Mamoudou Gassama : le héros et les indécents

Ce samedi 26 mai, un sans-papiers malien du nom de Mamoudou Gassama a escaladé l’extérieur d’un immeuble pour sauver un enfant suspendu dans le vide. L’ensemble de la classe politique et l’opinion publique l’ont érigé en héros national.

De sans-papiers du XVIIIe arrondissement de Paris, Mamoudou Gassama a fait le tour de la presse nationale et est allé jusqu’à l’Élysée. Le jeune Malien de 22 ans, pratiquement naturalisé dans la foulée et incorporé dans le service civique des pompiers de Paris, peut remercier son courage et son habileté d’escaladeur. De cela, on ne peut que se réjouir, puisqu’il a probablement sauvé la vie d’un enfant suspendu dans le vide. Et là, ce fut l’emballement. Pétitions citoyennes, déclarations politiques : tout y est passé avec l’enthousiasme qui sied à ce type d’occasions. Un migrant sans papiers sauvant la vie d’un enfant : voilà qui invalide de fait toutes les thèses xénophobes et rances d’une extrême droite qui fait son beurre sur la peur de l’étranger !
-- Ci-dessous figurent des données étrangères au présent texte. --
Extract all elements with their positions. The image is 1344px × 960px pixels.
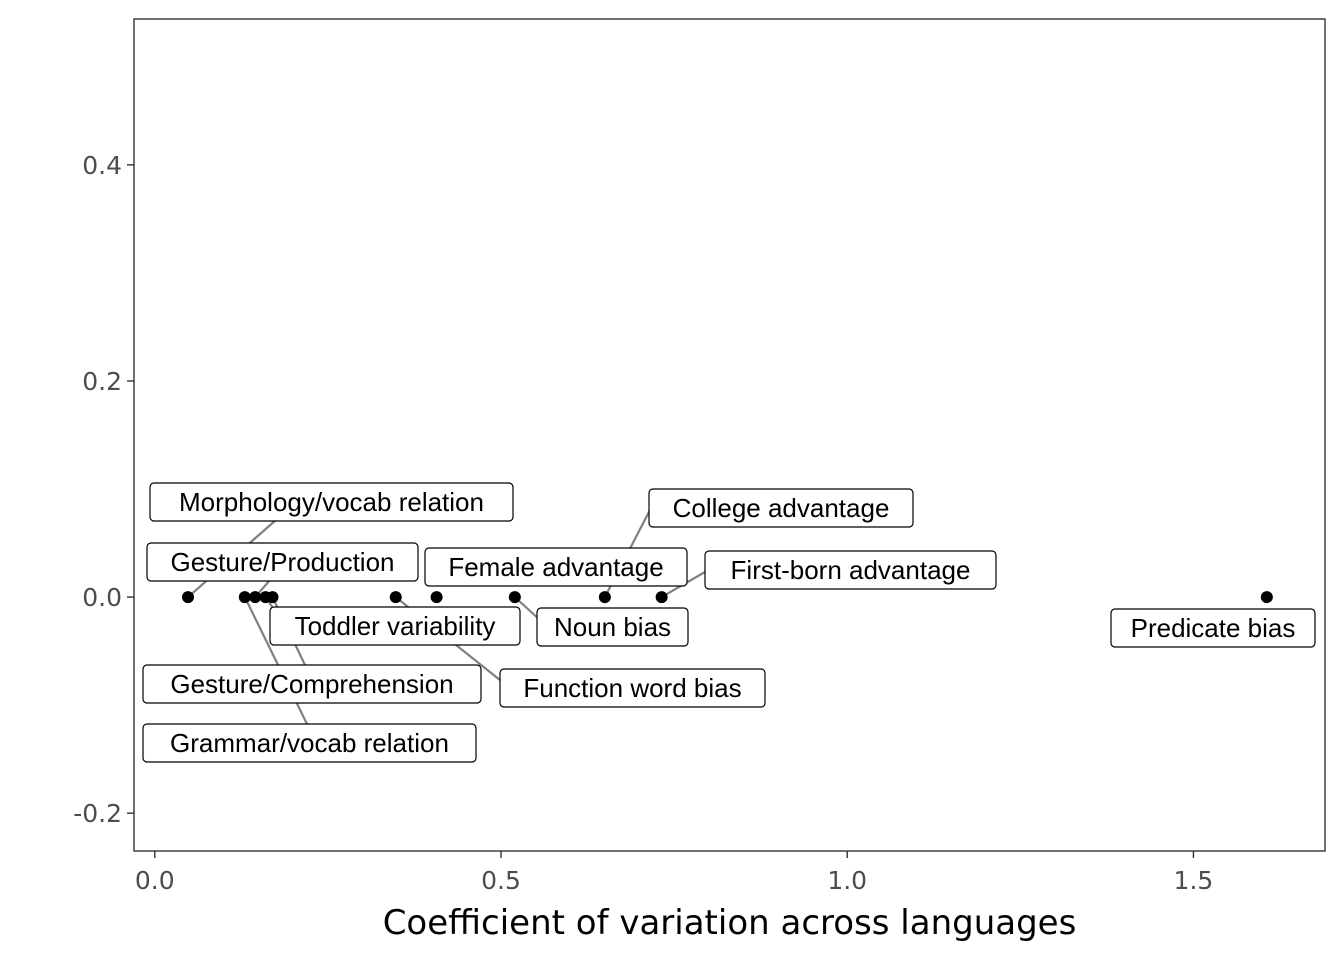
plot-panel-group (133, 18, 1326, 852)
data-point (249, 591, 262, 604)
data-points (182, 591, 1273, 604)
point-label-box (269, 606, 521, 646)
y-axis: -0.2 0.0 0.2 0.4 (73, 151, 134, 828)
x-axis: 0.0 0.5 1.0 1.5 (135, 851, 1213, 895)
y-tick-label: 0.2 (82, 367, 122, 396)
point-label-box (142, 723, 477, 763)
point-label: Grammar/vocab relation (170, 728, 449, 758)
x-tick-label: 1.0 (827, 866, 867, 895)
plot-panel (133, 18, 1326, 852)
x-axis-title: Coefficient of variation across language… (383, 903, 1077, 943)
data-point (182, 591, 195, 604)
point-label-box (648, 488, 914, 528)
x-tick-label: 1.5 (1174, 866, 1214, 895)
point-label-box (536, 607, 689, 647)
data-point (1260, 591, 1273, 604)
point-labels: Morphology/vocab relation Gesture/Product… (142, 482, 1316, 763)
x-tick-label: 0.0 (135, 866, 175, 895)
y-tick-label: 0.0 (82, 583, 122, 612)
point-label-box (424, 547, 688, 587)
data-point (238, 591, 251, 604)
data-point (508, 591, 521, 604)
point-label: Noun bias (554, 612, 671, 642)
y-tick-label: 0.4 (82, 151, 122, 180)
x-tick-label: 0.5 (481, 866, 521, 895)
data-point (655, 591, 668, 604)
data-point (598, 591, 611, 604)
point-label-box (146, 542, 419, 582)
point-label-box (142, 664, 482, 704)
point-label: Gesture/Comprehension (170, 669, 453, 699)
point-label-box (704, 550, 997, 590)
data-point (259, 591, 272, 604)
point-label-box (149, 482, 514, 522)
data-point (389, 591, 402, 604)
point-label: First-born advantage (731, 555, 971, 585)
point-label: Function word bias (523, 673, 741, 703)
point-label: Female advantage (448, 552, 663, 582)
point-label: College advantage (673, 493, 890, 523)
point-label-box (1110, 608, 1316, 648)
point-label-box (499, 668, 766, 708)
point-label: Toddler variability (295, 611, 496, 641)
point-label: Gesture/Production (170, 547, 394, 577)
data-point (430, 591, 443, 604)
y-tick-label: -0.2 (73, 799, 122, 828)
point-label: Predicate bias (1131, 613, 1296, 643)
point-label: Morphology/vocab relation (179, 487, 484, 517)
En d’autres termes, il y a la bonne récupération et la mauvaise récupération. On vous laisse deviner. Exhiber un garçonnet mort noyé en une, c’est bien. Divulguer des clichés des victimes du terrorisme islamique, c’est pas bien. On reçoit Mamoudou Gassama en grande pompe pendant que le jeune Marin, rendu handicapé à vie par une poignée de sauvages, ne suscite aucune émotion présidentielle. Le Président Hollande se déplace au chevet de Théo et, un an plus tard, les enregistrements vidéo démontrent la réalité du jeune homme, voyou et escroc notoire.

Que le lecteur ne se méprenne pas, le courage de Mamoudou Gassama est exemplaire. Mais la récupération politique outrancière de certains que l’on voit jubiler, car tenant enfin le « bon migrant », est insupportable, voire, d’une certaine manière, raciste. Même les associations d’aide aux migrants parlent de « récupération politique éhontée ».
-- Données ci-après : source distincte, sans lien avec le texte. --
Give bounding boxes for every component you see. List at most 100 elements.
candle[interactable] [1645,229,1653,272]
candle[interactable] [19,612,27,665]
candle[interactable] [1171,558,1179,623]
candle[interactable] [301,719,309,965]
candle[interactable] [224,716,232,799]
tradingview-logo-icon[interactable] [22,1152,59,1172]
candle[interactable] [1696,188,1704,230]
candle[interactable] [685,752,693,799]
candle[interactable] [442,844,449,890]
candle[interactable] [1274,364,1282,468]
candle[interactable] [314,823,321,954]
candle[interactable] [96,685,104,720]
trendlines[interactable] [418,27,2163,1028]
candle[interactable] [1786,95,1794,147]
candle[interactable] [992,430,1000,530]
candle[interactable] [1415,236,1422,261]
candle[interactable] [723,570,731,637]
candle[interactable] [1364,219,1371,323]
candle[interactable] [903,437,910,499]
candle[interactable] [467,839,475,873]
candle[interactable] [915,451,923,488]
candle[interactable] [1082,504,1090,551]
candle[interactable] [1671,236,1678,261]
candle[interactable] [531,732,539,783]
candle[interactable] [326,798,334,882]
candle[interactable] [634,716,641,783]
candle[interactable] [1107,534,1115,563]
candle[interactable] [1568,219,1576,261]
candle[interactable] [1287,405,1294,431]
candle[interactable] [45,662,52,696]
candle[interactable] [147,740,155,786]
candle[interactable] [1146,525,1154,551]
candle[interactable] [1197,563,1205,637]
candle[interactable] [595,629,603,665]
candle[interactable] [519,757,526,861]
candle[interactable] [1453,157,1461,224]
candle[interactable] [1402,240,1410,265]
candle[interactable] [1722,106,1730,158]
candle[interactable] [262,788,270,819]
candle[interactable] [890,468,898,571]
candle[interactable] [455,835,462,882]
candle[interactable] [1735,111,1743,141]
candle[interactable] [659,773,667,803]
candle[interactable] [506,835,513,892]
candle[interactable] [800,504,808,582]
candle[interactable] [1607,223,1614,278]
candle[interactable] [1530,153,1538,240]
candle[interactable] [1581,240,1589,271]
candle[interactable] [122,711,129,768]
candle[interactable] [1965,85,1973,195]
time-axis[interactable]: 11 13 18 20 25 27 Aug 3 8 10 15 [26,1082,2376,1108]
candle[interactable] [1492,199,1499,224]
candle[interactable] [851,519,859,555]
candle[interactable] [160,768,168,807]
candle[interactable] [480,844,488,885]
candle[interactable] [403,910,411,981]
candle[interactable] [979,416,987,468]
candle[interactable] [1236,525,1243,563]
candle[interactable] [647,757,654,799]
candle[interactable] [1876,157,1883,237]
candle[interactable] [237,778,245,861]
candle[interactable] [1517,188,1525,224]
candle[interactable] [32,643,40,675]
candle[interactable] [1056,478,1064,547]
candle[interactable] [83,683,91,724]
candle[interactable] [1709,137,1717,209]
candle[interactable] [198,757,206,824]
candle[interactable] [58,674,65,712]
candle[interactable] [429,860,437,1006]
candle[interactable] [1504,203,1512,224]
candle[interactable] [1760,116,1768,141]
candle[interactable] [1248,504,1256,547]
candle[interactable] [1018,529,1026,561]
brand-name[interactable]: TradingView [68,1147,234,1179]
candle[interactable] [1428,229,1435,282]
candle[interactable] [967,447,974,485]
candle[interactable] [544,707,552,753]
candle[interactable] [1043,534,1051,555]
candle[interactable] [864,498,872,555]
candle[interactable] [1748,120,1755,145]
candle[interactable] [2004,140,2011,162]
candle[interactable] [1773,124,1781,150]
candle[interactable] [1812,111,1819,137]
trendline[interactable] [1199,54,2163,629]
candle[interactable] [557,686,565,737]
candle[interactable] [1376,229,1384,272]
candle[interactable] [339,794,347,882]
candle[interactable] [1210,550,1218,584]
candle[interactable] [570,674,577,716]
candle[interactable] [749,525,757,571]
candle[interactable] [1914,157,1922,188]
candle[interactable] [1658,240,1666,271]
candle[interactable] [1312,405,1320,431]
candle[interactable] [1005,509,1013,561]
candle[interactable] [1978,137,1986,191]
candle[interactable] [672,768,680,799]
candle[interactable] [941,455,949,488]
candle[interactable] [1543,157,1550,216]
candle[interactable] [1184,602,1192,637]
Les questions qui se posent, bien plus graves en soi que la précédente, sont celles-ci : quand est-ce que les décisions politiques prises dans ce pays cesseront de subir le diktat de l’émotion ? Jusqu’à quand la nationalité française sera distribuée comme un bon point au gré et au vent de l’opinion ? Le jeune homme s’est vu quasiment signifier sa naturalisation sur Twitter par un Président, cette fois-ci, peu embarrassé de laisser le mâle blanc en lui s’exprimer sur un sujet dont nous croyions qu’il ne se sentait pas le droit de commenter. Parce que l’émotion dictait une chasse au mâle blanc l’avant-veille, elle exige une naturalisation aujourd’hui. Mais que feront-ils quand, demain, elle exigera une fermeture des frontières ?

Il n’a pas fallu longtemps pour que Mamoudou Gassama soit exhibé, mis en avant, pour que tous les migrants soient désormais régularisés. Un proverbe malien affirme que « la sottise a mauvaise mémoire ». Un proverbe à méditer.